The question surprised Buddy. But Harry always was capable of the surprise, the verbal ambush.

“What makes you think I don’t trust you?” Buddy asked, hoping the gin would do its work quickly, relaxing him so that he would be able to hold his own with Harry Flowers in what promised to be a delicate conversation.

Harry handed him the bottle again. Buddy hesitated still wanting to refuse it but giving in. Christ, he always gave in. As he raised the bottle to his lips, he stalled before drinking, studying Harry’s face.

Buddy could not deny the fact that Harry had kept his word, had shouldered the blame for the trashing without naming anyone else. His father had paid for the damages. Sat down and wrote a big check without quibbling, according to Marty. Throughout the week, Buddy had waited for the phone to ring, a knock on the door, a summons to police headquarters. None of that had happened. A three-paragraph story on the inside page of the newspaper ran under a modest headline in small type:

ARCHITECT’S SON

ADMITS VANDALISM

The brief story gave no details, only the names of Harry and his father, and reported that restitution had been made, Harry placed on probation. Did not mention the name of the family whose home was vandalized and omitted any reference to the girl who had been pushed down the stairs.

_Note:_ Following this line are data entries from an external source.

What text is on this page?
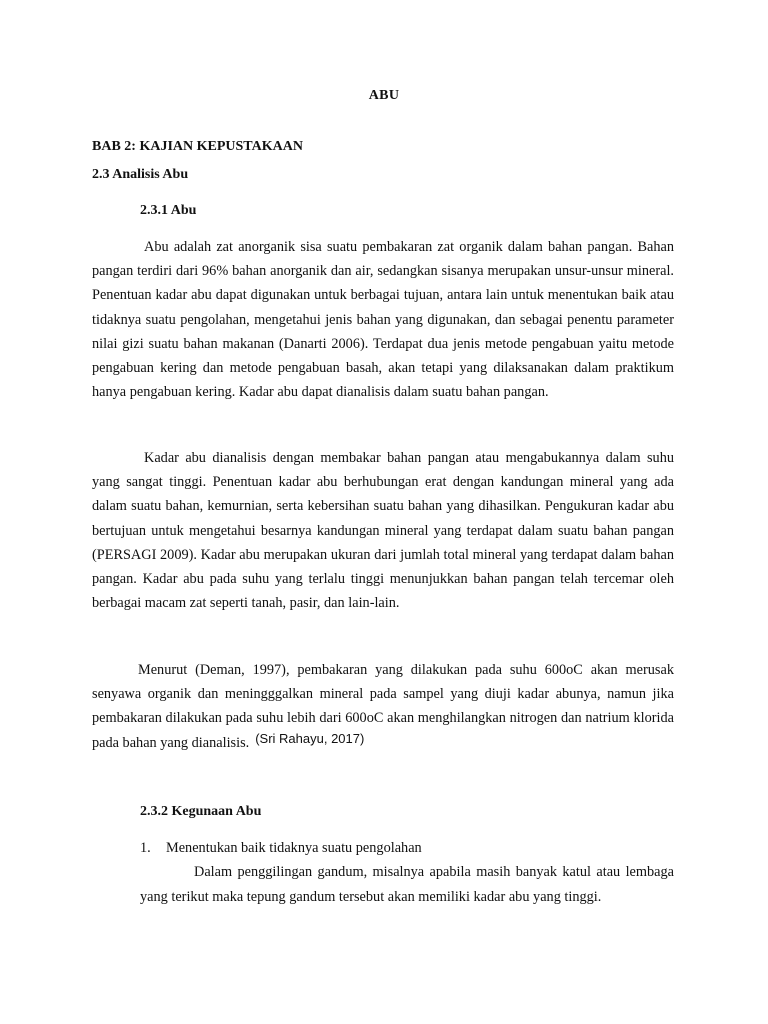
ABU
BAB 2: KAJIAN KEPUSTAKAAN
2.3 Analisis Abu
2.3.1 Abu

Abu adalah zat anorganik sisa suatu pembakaran zat organik dalam bahan pangan. Bahan pangan terdiri dari 96% bahan anorganik dan air, sedangkan sisanya merupakan unsur-unsur mineral. Penentuan kadar abu dapat digunakan untuk berbagai tujuan, antara lain untuk menentukan baik atau tidaknya suatu pengolahan, mengetahui jenis bahan yang digunakan, dan sebagai penentu parameter nilai gizi suatu bahan makanan (Danarti 2006). Terdapat dua jenis metode pengabuan yaitu metode pengabuan kering dan metode pengabuan basah, akan tetapi yang dilaksanakan dalam praktikum hanya pengabuan kering. Kadar abu dapat dianalisis dalam suatu bahan pangan.

Kadar abu dianalisis dengan membakar bahan pangan atau mengabukannya dalam suhu yang sangat tinggi. Penentuan kadar abu berhubungan erat dengan kandungan mineral yang ada dalam suatu bahan, kemurnian, serta kebersihan suatu bahan yang dihasilkan. Pengukuran kadar abu bertujuan untuk mengetahui besarnya kandungan mineral yang terdapat dalam suatu bahan pangan (PERSAGI 2009). Kadar abu merupakan ukuran dari jumlah total mineral yang terdapat dalam bahan pangan. Kadar abu pada suhu yang terlalu tinggi menunjukkan bahan pangan telah tercemar oleh berbagai macam zat seperti tanah, pasir, dan lain-lain.

Menurut (Deman, 1997), pembakaran yang dilakukan pada suhu 600oC akan merusak senyawa organik dan meningggalkan mineral pada sampel yang diuji kadar abunya, namun jika pembakaran dilakukan pada suhu lebih dari 600oC akan menghilangkan nitrogen dan natrium klorida pada bahan yang dianalisis. (Sri Rahayu, 2017)

2.3.2 Kegunaan Abu
1.	Menentukan baik tidaknya suatu pengolahan

Dalam penggilingan gandum, misalnya apabila masih banyak katul atau lembaga yang terikut maka tepung gandum tersebut akan memiliki kadar abu yang tinggi.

“Admit it, Buddy. You thought Harry would blow the whistle on you and Marty and Randy,” Harry said.

Swallowing the booze, eyes watering a bit, Buddy knew he could not deny the truth of Harry’s statement.

“Of course, I don’t blame you for that,” Harry continued. He had dropped the third-person Harry: “The kind of world we’re living in nobody expects you to do the right thing.…”

“Okay, Harry,” Buddy heard himself saying. “I appreciate what you did.